Still others have health or lifestyle concerns that keep them from drinking, even if they would like to.
No matter where you fall on this spectrum, you likely have some thoughts on how unhealthy – or otherwise – your drinking is for your body.
New research, though, says you should be careful about claiming any actual health benefits from drinking alcohol.
Well, many of the studies that find those benefits are funded by alcohol companies, for one thing, so that’s clearly a conflict of interest.
Recently, scientists from the University of York sifted through thousands of alcohol-related studies and found that the increase in funding by alcohol companies has trended up by about 56% over the past decade.
In 2016, a study that claimed “a pint of beer a day could protect you from heart attacks” made headlines. The study was peer-reviewed, and had found that moderate beer drinking might hold some benefits for the cardiovascular system.
The study, however, was funded by an Italian beer trade association.
The team identified over 11,000 similar studies, and though the people paying for the research is always mentioned somewhere, most write-ups fail to mention it.
Dr. Su Golder, one of the researchers on the study, released this statement:
“Our study identified a worrying trend – while there has been a steep decline in the alcohol industry conducting its own research on health, at the same time there has been an increase in the alcohol industry funding such research by providing financial support to researchers or via alcohol-related organizations. This allows alcohol companies to exploit a ‘transparency loophole’ as many people assume these organizations are charities and don’t realize the connection to the industry.”
Just because the study is funded by an alcohol company doesn’t necessarily mean the research isn’t valid, but it is something to consider, says study co-author Jim McCambridge.
“While researchers are meant to declare funders in peer-reviewed research publications, this often doesn’t happen and we don’t get the level of transparency we should have.”
He adds that while industry-funded research is nothing new, we would do well to remember that they have skin in the game, so to say, and can find any small, insignificant portion of the findings to support their claim that their product could have positive benefits.

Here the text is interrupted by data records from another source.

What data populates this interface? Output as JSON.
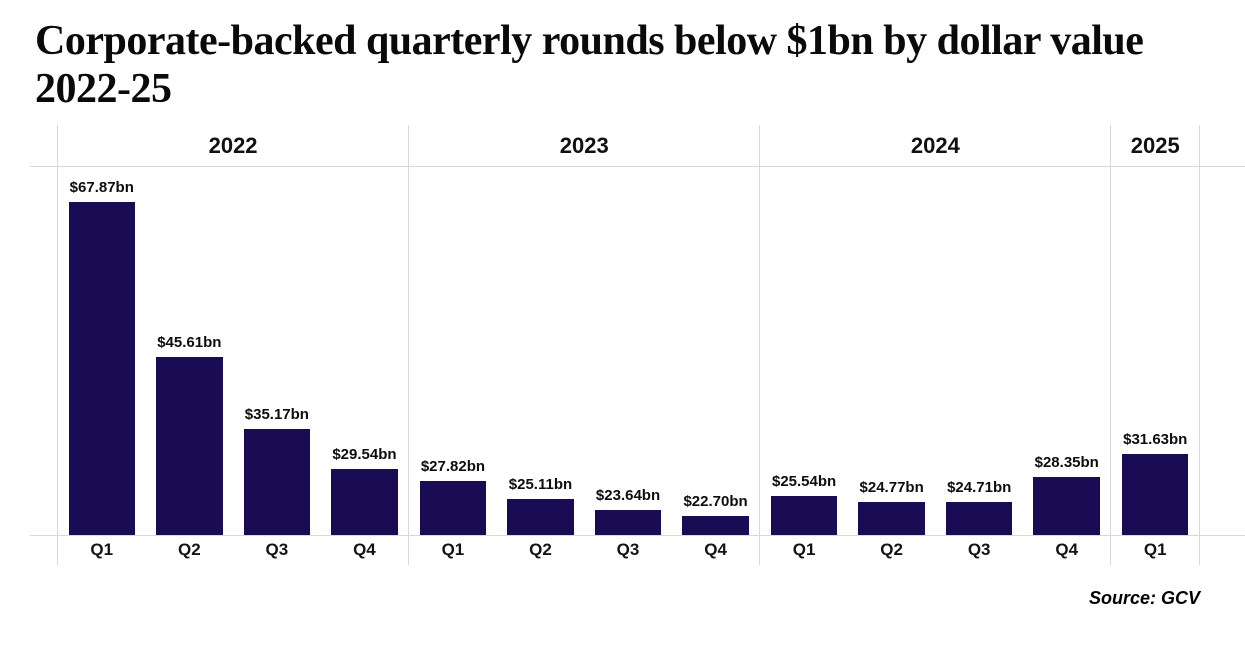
{
  "chart_data": {
    "type": "bar",
    "title": "Corporate-backed quarterly rounds below $1bn by dollar value 2022-25",
    "xlabel": "",
    "ylabel": "",
    "ylim": [
      20,
      73
    ],
    "grid": false,
    "legend_position": "none",
    "bar_color": "#1a0b55",
    "divider_color": "#d8d8d8",
    "groups": [
      {
        "year": "2022",
        "categories": [
          "Q1",
          "Q2",
          "Q3",
          "Q4"
        ],
        "values": [
          67.87,
          45.61,
          35.17,
          29.54
        ],
        "value_labels": [
          "$67.87bn",
          "$45.61bn",
          "$35.17bn",
          "$29.54bn"
        ]
      },
      {
        "year": "2023",
        "categories": [
          "Q1",
          "Q2",
          "Q3",
          "Q4"
        ],
        "values": [
          27.82,
          25.11,
          23.64,
          22.7
        ],
        "value_labels": [
          "$27.82bn",
          "$25.11bn",
          "$23.64bn",
          "$22.70bn"
        ]
      },
      {
        "year": "2024",
        "categories": [
          "Q1",
          "Q2",
          "Q3",
          "Q4"
        ],
        "values": [
          25.54,
          24.77,
          24.71,
          28.35
        ],
        "value_labels": [
          "$25.54bn",
          "$24.77bn",
          "$24.71bn",
          "$28.35bn"
        ]
      },
      {
        "year": "2025",
        "categories": [
          "Q1"
        ],
        "values": [
          31.63
        ],
        "value_labels": [
          "$31.63bn"
        ]
      }
    ],
    "source": "Source: GCV"
  }
}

“It is well know that by sponsoring research pharmaceutical and tobacco companies successfully conspired to subvert the scientific evidence-base in order to influence policy for decades and so, while more research is needed, the scale, nature, and breadth of the alcohol industry’s influence on scientific research provides cause for concern.”
Basically, whenever you read a scientific article, do so with a heavy dose of analytical skepticism by your side.
And, you know, remember to read the footnotes.